Both sites say the specs will arrive "soon." In an article published late Friday by The Wall Street Journal, Snap Inc. CEO Evan Spiegel said the glasses would be available in the fall.
The move is the latest in the continuous effort by tech companies to see into the future and stake out new territory as they jostle for customers and try to keep each other at bay.
Social-media juggernaut Facebook failed to acquire Snapchat three years ago and has watched as the upstart and its video Snaps (until now shot only with smartphones) have seized the imagination of the younger crowd. That's one of the reasons -- along with live-streaming products like Twitter's Periscope -- behind Facebook's strong move into video with its Facebook Live feature. Among other things, the Spectacles product adds another element to the video equation.

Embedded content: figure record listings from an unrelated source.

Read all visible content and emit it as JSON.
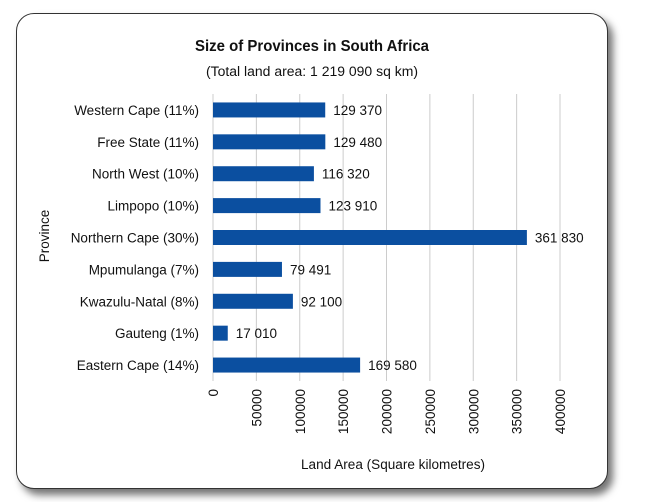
{
  "chart_data": {
    "type": "bar",
    "orientation": "horizontal",
    "title": "Size of Provinces in South Africa",
    "subtitle": "(Total land area: 1 219 090 sq km)",
    "xlabel": "Land Area (Square kilometres)",
    "ylabel": "Province",
    "categories": [
      "Western Cape (11%)",
      "Free State (11%)",
      "North West (10%)",
      "Limpopo (10%)",
      "Northern Cape (30%)",
      "Mpumulanga (7%)",
      "Kwazulu-Natal (8%)",
      "Gauteng (1%)",
      "Eastern Cape (14%)"
    ],
    "values": [
      129370,
      129480,
      116320,
      123910,
      361830,
      79491,
      92100,
      17010,
      169580
    ],
    "data_labels": [
      "129 370",
      "129 480",
      "116 320",
      "123 910",
      "361 830",
      "79 491",
      "92 100",
      "17 010",
      "169 580"
    ],
    "xlim": [
      0,
      400000
    ],
    "xticks": [
      0,
      50000,
      100000,
      150000,
      200000,
      250000,
      300000,
      350000,
      400000
    ],
    "xtick_labels": [
      "0",
      "50000",
      "100000",
      "150000",
      "200000",
      "250000",
      "300000",
      "350000",
      "400000"
    ],
    "grid": "vertical",
    "bar_color": "#0b4fa0",
    "grid_color": "#cccccc"
  }
}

The specs can record up to 10 seconds of video from the wearer's perspective. Each tap of a button mounted on the frames records another clip, while a ring of tiny lights lets people know you're recording. The camera-glasses use a 115-degree-angle lens that resembles the human eye's natural field of view, the Journal said.
"Spectacles connect directly to Snapchat via Bluetooth or Wi-Fi and transfer your Memories directly into the app in our brand new circular video format [which] plays full screen on any device, in any orientation," Snap Inc. said on its site.

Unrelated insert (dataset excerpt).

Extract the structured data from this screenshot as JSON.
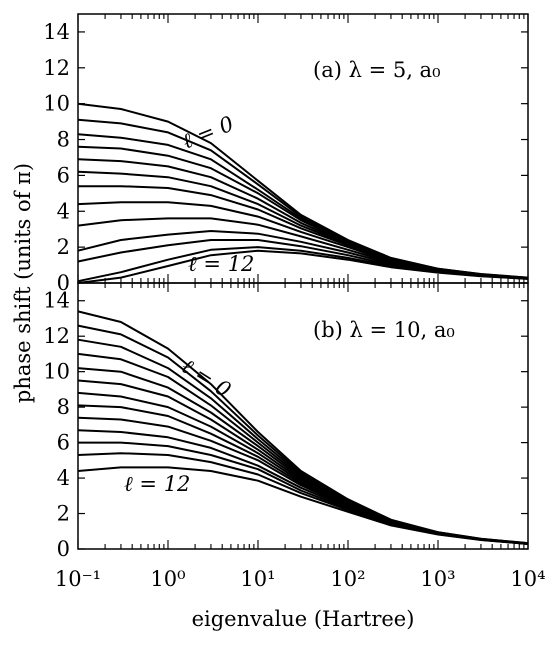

The glasses, which can be recharged in their case, will come in one size and be available on a limited basis. They'll come in three colors -- black, teal and coral -- and, according to the Journal, will cost $129.99 (roughly £100, AU$170).
"We're going to take a slow approach to rolling them out," Spiegel told the paper. "It's about us figuring out if it fits into people's lives and seeing how they like it."
A video ad on the Spectacles site shows a posse of happy millennials enjoying an endless summer to a Beach Boys-y soundtrack -- all while storing up the good vibes via clips shot with the specs.
"Imagine one of your favorite memories," the Snap.com post reads. "What if you could go back and see that memory the way you experienced it?"
The unveiling of the product confirms speculation that followed the leak of a different ad for the glasses, obtained by Business Insider on Friday from a YouTube tipster. It also follows plenty of scuttlebutt about the project.
In 2014, Snapchat bought Vergence Labs, a startup that makes Google Glass-like eyewear that records video of what the wearer sees. In 2015, Snapchat began building Snapchat Research, a team composed of scientists and software engineers specializing in computer vision and machine learning.
In March, CNET's Sean Hollister reported that Snapchat was recruiting hardware experts for a stealthy new project. The social-media firm has never produced physical gear, unless you count merchandise like beach towels and backpacks. It does, however, already count nearly a dozen wearable-technology vets among its ranks.
In addition, Spiegel had been spotted in public wearing prototypes specs.
On any given day, Snapchat reaches 41 percent of all 18- to 34-year-olds in the United States, according to the company.
That's a lot of young consumers that could sport new specs.
First published, September 23, 5:45 p.m. PT.
Update, 8:15 p.m.: Adds information on Snapchat CEO Evan Spiegel's confirmation of Spectacles.
Update, September 24, 9:22 a.m., 12:38 p.m.: Recasts top of story, with material from Snap.com and Spectacles.com websites.